The Chinese PLA, meanwhile, said that India “still persisted in its unreasonable and unrealistic demands, which added difficulties to the negotiations”.
“Over the past year-and-a-half, the India-China bilateral relationship has deteriorated like never before and it will continue to deteriorate further. So the country has to be prepared for the change that is coming,” said Gautam Bambawale, former Indian Ambassador to China.
“Unlike the last time, the Indian Army is now much well-prepared for the winter, there is better infrastructure and better provisioning.”
On Wednesday, India also slammed China for its comments on the visit of Vice-President Venkaiah Naidu to Arunachal Pradesh.
“Arunachal Pradesh is an integral and inalienable part of India. Indian leaders routinely travel to the state of Arunachal Pradesh as they do to any other state of India. Objecting to the visit of Indian leaders to a state of India does not stand to reason and understanding of Indian people,” Arindam Bagchi, Spokesperson, Ministry of External Affairs, said Wednesday.

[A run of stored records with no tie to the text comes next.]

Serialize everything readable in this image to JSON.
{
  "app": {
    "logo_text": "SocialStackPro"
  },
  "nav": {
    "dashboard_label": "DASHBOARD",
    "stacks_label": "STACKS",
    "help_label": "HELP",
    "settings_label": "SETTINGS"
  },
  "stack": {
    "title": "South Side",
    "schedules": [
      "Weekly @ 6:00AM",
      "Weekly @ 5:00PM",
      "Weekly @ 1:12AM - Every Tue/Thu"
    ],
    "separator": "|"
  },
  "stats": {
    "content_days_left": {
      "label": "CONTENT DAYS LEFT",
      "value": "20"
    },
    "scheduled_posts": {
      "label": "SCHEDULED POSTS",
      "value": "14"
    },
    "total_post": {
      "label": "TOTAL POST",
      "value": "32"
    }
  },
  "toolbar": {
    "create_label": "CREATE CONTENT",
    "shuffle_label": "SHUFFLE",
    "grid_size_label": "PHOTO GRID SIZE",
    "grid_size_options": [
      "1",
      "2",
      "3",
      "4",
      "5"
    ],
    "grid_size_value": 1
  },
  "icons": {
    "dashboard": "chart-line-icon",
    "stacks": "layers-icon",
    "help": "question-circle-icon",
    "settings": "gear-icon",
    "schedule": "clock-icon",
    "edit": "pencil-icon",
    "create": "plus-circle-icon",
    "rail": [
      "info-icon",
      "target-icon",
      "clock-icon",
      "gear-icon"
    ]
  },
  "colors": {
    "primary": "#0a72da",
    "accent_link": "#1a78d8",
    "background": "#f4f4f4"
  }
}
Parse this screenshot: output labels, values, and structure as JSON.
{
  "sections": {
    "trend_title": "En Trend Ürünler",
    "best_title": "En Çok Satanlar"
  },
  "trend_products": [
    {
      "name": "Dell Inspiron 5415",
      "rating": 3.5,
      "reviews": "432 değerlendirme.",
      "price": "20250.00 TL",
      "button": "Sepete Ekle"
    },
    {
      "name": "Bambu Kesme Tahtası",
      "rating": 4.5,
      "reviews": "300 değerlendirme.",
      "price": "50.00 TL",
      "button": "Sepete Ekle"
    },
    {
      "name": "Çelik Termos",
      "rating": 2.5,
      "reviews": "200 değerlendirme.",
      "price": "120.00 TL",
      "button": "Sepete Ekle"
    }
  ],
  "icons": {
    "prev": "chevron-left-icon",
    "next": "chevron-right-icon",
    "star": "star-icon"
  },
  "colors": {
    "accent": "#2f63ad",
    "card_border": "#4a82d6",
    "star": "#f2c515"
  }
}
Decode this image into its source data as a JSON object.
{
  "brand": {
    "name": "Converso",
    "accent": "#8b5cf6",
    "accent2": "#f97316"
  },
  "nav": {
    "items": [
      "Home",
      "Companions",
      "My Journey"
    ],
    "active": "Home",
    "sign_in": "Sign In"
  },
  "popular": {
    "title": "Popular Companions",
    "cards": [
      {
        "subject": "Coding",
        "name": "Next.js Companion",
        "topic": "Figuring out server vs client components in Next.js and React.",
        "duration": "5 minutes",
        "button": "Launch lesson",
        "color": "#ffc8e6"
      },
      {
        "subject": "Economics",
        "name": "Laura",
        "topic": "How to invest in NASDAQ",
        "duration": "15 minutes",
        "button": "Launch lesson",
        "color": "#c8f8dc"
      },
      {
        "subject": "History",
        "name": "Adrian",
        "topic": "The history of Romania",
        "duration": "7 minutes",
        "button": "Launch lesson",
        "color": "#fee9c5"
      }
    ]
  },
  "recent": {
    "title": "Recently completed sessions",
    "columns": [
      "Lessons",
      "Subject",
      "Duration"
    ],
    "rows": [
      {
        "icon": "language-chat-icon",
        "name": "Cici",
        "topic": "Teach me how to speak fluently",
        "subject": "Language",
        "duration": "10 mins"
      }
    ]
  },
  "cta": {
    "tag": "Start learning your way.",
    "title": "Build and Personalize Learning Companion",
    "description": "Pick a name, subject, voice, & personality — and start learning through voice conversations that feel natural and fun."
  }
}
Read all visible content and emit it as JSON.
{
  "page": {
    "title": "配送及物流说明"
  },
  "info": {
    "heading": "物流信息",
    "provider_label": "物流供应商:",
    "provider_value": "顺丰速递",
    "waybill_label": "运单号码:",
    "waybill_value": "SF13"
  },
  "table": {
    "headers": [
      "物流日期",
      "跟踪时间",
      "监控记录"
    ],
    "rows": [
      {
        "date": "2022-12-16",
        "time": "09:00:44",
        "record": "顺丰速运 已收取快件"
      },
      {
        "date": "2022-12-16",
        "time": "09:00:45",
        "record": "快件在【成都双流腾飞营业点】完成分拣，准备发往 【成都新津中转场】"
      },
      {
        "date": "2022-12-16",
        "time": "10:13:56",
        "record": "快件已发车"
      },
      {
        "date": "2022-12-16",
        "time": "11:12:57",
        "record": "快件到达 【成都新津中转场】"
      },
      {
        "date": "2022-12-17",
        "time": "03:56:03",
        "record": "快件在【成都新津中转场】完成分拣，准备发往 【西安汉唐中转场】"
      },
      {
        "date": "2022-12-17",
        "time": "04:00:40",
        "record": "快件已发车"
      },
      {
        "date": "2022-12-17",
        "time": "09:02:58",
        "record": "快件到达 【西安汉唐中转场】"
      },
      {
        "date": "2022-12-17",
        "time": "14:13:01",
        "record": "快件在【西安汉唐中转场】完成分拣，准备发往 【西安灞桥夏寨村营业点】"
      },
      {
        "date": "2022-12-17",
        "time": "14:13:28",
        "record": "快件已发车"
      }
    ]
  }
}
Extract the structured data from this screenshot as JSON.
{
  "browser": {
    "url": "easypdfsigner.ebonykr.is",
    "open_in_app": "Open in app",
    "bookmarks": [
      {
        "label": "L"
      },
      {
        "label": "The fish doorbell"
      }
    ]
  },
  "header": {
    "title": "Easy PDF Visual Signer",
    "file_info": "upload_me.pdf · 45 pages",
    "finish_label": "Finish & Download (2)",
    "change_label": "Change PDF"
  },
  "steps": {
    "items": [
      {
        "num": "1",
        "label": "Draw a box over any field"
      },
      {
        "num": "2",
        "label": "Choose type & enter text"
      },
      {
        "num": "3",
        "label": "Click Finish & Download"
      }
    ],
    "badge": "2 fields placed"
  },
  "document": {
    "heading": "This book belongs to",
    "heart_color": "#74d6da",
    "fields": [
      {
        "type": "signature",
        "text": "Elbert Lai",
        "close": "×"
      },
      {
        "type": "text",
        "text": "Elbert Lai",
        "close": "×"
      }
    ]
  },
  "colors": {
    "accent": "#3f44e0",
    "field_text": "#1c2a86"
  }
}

“Further, as we have mentioned earlier, the current situation along the LAC in the western sector of the India-China border areas has been caused by unilateral attempts of the Chinese side to alter the status quo in violation of the bilateral agreements,” Bagchi added.
“Therefore, we expect the Chinese side to work towards early resolution of the remaining issues along the LAC in Eastern Ladakh while fully abiding by bilateral agreements and protocols rather than trying to link unrelated issues.”
He was reacting to Chinese Foreign Ministry spokesperson Zhao Lijian’s comments that the Chinese government has never recognised the “so-called Arunachal Pradesh established unilaterally and illegally by the Indian side and is firmly opposed to the Indian leader’s visit to the area concerned”.